Claim preclusion requires that: 1) the prior litigation produced a final judgment on the merits; 2) the same parties or those in privity are involved in both actions; 3) the claims in the current action were brought or could have been brought in the prior action; and 4) the claims in the current action are part of the same cause of action as in the prior action. For the final prong, courts apply the “transactional approach,” under which parties cannot bring new claims arising from the same transaction or occurrence, meaning the same set of underlying historical facts or events. Courts apply the “logical relationship” test, looking to whether the essential facts of the claims in the second action are so logically connected to the claims in the prior action that considerations of judicial economy dictate that they be litigated together. Jones (2d Cir.).
Plaintiff concedes all but the second element of preclusion. As to the same-party prong, they argue that neither Airport nor Arabian was a party to Combs, which involved the Texas Entertainment Association (“TEA”). Thus, they argue, neither can be bound by the judgment. (Opposition).
Claim preclusion extends to situations in which the parties to the second action are in privity with the parties to first action. Privity exists when the parties to the first action expressly represents and protects the interests of non-parties who become parties in the second action. Privity treats the party to the second action as if it were party to that action. A non-party sharing “similar interests” in establishing defendant’s liability is not sufficient to bind a non-party to another party’s action. But a party in a representative capacity can bind a non-party. (Glannon)
Arabian
Arabian is a member of the TEA. (Compl. ¶ 6). The TEA is a trade association for the adult entertainment industry, representing the legal, business, and economic interests of its members. (Compl. ¶ 2; Motion ¶ 1). TEA litigated Combs on behalf of its members, to protect those legal interests. Arabian is one of those members and thus one of those on whose behalf TEA litigaion. Arabian was in privity with TEA, therefore it is as if it were party to Combs and it is bound by that judgment.
Airport
The analysis is more complicated as to Airport, which is not a member of the TEA. (Compl. ¶ 3). Nevertheless, Airport maintains substantial connections to TEA and its members, such that TEA can be said to have represented Airport’s interests in the first action. Claim preclusion therefore applies to its claims.
The TEA consists of forty adult cabaret establishments (Motion ¶ 2). Six of TEA’s member establishments, including Arabian, are part of the Bucks Wild chain of adult nightclubs. (Motion ¶ 3). Those clubs are in privity with TEA and TEA represented the interests of those six clubs in Combs. As the seventh Bucks Wild club (Compl. ¶ 1), Airport’s interests were represented their the other clubs in the chain through TEA.

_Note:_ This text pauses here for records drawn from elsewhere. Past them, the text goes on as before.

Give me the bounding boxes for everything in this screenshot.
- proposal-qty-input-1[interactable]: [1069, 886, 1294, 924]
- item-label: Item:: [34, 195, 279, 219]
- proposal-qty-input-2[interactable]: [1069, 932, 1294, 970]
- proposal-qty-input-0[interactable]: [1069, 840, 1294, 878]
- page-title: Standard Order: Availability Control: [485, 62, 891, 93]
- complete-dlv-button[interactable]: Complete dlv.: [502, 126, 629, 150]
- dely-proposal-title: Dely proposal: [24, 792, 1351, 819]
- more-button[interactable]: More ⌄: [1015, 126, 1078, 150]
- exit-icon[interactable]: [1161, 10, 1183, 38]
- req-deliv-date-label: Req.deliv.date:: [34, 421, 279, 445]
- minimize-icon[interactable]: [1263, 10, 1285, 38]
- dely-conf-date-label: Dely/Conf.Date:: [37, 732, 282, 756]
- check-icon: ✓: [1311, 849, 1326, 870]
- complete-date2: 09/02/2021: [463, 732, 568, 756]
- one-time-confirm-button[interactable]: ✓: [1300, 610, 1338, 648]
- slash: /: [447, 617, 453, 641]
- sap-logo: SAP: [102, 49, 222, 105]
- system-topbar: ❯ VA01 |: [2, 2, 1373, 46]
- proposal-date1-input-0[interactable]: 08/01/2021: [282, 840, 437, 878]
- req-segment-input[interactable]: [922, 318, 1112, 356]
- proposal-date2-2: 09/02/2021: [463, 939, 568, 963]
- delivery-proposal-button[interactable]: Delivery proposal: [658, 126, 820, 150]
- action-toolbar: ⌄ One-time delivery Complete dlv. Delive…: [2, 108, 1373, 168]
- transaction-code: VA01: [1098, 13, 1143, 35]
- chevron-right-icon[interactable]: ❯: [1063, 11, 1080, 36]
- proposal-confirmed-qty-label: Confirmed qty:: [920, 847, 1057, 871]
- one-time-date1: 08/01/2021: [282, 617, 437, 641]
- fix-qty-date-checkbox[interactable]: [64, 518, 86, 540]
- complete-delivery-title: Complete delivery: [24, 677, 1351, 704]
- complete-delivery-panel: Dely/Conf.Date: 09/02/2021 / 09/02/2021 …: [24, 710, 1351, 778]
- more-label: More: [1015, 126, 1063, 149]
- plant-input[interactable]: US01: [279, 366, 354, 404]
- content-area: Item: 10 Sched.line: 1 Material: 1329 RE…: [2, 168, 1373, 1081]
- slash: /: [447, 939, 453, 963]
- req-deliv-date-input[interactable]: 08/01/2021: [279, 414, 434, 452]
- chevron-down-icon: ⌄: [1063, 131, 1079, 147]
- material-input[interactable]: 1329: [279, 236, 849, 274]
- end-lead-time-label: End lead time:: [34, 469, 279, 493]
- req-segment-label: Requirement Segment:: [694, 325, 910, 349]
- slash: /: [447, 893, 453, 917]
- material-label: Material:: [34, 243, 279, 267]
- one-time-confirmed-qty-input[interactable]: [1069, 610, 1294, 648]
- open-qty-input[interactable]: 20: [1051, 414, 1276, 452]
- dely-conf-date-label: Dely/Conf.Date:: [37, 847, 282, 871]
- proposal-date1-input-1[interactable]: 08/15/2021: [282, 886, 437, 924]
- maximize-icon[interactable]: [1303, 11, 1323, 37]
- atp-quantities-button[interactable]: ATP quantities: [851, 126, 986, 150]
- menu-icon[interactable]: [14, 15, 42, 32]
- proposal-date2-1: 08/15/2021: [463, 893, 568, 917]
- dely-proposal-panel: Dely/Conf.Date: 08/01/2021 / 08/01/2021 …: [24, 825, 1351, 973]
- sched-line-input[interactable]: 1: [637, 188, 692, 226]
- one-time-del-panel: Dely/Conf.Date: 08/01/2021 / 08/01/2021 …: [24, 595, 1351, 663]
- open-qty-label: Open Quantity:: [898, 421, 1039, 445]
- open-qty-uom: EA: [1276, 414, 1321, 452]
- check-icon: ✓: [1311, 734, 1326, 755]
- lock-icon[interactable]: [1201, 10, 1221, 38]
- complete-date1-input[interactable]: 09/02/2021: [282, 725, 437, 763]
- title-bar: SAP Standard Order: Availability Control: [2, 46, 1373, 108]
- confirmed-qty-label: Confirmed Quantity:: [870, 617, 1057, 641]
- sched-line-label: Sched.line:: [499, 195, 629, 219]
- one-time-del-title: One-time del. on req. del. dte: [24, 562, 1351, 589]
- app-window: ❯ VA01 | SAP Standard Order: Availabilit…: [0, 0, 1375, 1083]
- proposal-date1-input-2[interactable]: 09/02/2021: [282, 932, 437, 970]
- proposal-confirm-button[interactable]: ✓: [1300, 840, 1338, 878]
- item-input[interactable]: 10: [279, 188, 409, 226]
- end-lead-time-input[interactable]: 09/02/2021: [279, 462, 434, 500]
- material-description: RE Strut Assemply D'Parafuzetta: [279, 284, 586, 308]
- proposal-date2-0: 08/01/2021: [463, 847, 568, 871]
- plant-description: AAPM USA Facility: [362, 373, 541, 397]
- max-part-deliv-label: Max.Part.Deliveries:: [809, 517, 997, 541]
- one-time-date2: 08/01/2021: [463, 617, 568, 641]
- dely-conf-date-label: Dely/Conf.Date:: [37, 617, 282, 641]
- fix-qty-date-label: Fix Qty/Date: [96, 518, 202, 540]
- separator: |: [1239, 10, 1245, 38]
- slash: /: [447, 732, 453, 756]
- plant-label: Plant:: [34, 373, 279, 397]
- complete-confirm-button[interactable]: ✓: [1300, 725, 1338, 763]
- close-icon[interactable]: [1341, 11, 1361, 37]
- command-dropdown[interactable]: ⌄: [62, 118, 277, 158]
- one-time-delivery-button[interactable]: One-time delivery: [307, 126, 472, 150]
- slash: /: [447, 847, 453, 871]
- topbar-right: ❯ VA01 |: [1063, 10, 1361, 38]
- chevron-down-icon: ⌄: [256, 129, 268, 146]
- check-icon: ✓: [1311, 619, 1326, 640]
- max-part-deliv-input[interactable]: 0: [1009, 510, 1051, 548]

Curtis Wise is the sole owner, member, and operator of Airport. Wise also maintains an ownership interest the six other Bucks Wild Clubs. (Compl. ¶ 4). Although not a party to Combs, Wise’s interests were protected—TEA represented the interests of the six clubs Wise owns and thus the interests of Wise. Because Wise is the sole owner and operator of Airport, by representing Wise’s interests TEA also represented Airport’s interests.
Terms of Dismissal
In granting a motion to dismiss, a court can dismiss without prejudice (meaning with leave to amend) or with prejudice (meaning without leave to amend). Leave to amend allows the pleader an opportunity to correct the defects in the pleading. A court dismisses without leave to amend when the pleader cannot correct the defects, such as when the claim is legally insufficient.
The court should dismiss both plaintiffs’ claims with prejudice and without leave to amend. Airport and Arabian’s claims are barred by claim preclusion because TEA represented the interests of both parties in the prior action. Nothing either plaintiff could do in a new pleading can change that fact.